Les XIX° et XX° siècle

L’église est rendue au culte et devient paroissiale en 1804.

Au XIXé siècle, on y fait des réaménagements sommaires et parfois maladroits.
Ce n’est qu’en 1895 qu’est entreprise par le chanoine Bérenger la grande restauration nécessaire ; elle fut remarquablement menée à bien et achevée dans les débuts du XXé siècle, mais certains éléments en étaient très critiqués dès alors, ainsi le maître-autel de 1897.

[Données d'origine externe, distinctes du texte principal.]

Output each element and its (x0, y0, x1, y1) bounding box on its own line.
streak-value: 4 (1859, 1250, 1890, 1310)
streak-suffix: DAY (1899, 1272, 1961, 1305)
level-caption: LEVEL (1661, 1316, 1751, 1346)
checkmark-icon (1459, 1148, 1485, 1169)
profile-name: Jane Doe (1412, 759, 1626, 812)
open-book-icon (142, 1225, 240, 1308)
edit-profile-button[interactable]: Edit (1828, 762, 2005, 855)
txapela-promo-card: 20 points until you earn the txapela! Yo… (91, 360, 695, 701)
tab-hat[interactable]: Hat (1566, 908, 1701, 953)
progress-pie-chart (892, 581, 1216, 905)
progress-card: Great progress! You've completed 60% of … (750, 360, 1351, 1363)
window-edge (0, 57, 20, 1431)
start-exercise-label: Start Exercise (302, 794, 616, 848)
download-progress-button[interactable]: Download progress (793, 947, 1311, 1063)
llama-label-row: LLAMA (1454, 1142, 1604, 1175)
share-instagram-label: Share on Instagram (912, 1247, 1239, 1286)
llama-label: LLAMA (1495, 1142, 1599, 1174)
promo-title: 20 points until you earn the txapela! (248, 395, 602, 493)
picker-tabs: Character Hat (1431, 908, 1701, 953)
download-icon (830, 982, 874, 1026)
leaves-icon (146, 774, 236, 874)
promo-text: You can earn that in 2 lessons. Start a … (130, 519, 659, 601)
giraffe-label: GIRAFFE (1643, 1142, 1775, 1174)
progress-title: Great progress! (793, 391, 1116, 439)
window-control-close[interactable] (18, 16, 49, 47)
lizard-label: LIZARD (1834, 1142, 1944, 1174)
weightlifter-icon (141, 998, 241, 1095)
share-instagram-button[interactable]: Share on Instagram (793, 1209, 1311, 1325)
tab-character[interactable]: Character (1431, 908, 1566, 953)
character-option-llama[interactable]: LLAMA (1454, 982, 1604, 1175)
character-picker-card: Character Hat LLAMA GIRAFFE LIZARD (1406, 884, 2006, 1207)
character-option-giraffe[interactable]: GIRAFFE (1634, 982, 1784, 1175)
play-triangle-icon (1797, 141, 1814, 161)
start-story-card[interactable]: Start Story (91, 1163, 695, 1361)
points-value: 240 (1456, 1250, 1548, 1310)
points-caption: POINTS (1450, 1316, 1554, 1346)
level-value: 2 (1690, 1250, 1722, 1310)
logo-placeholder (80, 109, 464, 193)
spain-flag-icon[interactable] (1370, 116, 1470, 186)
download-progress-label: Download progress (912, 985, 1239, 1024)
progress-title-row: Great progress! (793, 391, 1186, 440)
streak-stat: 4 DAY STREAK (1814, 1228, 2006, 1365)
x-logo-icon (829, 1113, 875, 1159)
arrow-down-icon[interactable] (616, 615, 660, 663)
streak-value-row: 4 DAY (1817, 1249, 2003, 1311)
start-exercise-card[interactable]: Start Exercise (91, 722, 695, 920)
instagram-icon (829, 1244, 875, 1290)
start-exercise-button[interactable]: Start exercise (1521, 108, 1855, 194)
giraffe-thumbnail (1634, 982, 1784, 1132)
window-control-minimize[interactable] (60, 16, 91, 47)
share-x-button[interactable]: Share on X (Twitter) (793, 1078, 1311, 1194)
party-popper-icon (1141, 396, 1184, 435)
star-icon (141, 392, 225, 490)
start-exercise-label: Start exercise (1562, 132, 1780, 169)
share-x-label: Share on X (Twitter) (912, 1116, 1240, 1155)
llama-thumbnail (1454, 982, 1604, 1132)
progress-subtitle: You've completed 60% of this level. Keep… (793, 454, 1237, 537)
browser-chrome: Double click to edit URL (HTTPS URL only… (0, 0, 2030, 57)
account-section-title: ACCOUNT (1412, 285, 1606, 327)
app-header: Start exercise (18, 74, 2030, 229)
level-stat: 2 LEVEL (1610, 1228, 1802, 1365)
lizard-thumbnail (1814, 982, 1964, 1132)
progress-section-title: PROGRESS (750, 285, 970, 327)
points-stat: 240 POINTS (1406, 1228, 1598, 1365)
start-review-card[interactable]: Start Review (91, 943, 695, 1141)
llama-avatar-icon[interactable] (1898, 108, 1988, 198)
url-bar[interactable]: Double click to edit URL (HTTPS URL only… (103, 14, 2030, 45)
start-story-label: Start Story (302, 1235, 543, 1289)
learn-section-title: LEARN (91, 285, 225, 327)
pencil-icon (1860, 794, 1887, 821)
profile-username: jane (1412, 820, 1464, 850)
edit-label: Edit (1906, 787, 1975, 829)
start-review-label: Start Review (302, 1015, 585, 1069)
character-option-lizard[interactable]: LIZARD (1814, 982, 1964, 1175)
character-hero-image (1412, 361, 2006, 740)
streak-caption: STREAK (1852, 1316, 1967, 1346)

Le titre honorifique de Basilique fut attribué à notre église par le pape Pie XI en 1934.
En 1944 la guerre causa quelques gros dommages à l’édifice et les vitraux durent être remplacés. Les nouveaux vitraux sont dus à Max Ingrand. On installe dans la chapelle de la nef de gauche les fonts baptismaux qui sont une margelle monolithique de puits, d’époque indéterminable, provenant des environs de Glanum.
Dès 1963, le mauvais état de quelques pierres et des fissures décelées dans la tour d’Ysarn poussèrent les autorités responsables à entreprendre une nouvelle et patiente restauration en même temps qu’une réfection des cryptes ; ces derniers travaux aboutirent à la découverte de la tombe jumelle du Martyrium le 8 novembre 1965.

Maitre autel Jean Bernard

1965 fut l’occasion d’une grande célébration appelée « I’Année Saint-Victor, 1965-1966 » pour commémorer les multicentenaires : 365, naissance de saint Cassien, vers 965, renouveau amenant à l’établissement de la règle bénédictine, 1365, consécration de l’autel par Urbain V pour la fin de sa grande restauration. Marseille par les autorités civiles et la foule de son peuple célébra avec éclat cette Année Saint-Victor. Le mémorial en fut le maître-autel inauguré et consacré en la vigile de Pentecôte le 28 mai 1966 par l’Archevêque de Marseille en l’honneur des saints martyrs, de saint Victor et de celui qui est un témoin de Paix et d’Unité Saint Jean Cassien, le fondateur. Il est en pierre et bronze dû au Maître Jean Bernard et à ses Compagnons du Devoir. Il fut dressé sous les yeux de l’assemblée où étaient réunis les pouvoirs publics par les hautes autorités des corps constitués, les pays étrangers par leurs consuls et les Eglises séparées par les représentants des autres confessions chrétiennes, orthodoxes, anglicanes, réformées.
On trouve sur la frise de bronze qui entoure la table, des paroles d’Unité de l’apôtre saint Paul : en grec « Un seul Seigneur, Jésus-Christ », en latin « Puisqu’il y a un seul pain, à nous tous nous ne formons qu’un seul corps, nous qui avons part à ce pain unique. »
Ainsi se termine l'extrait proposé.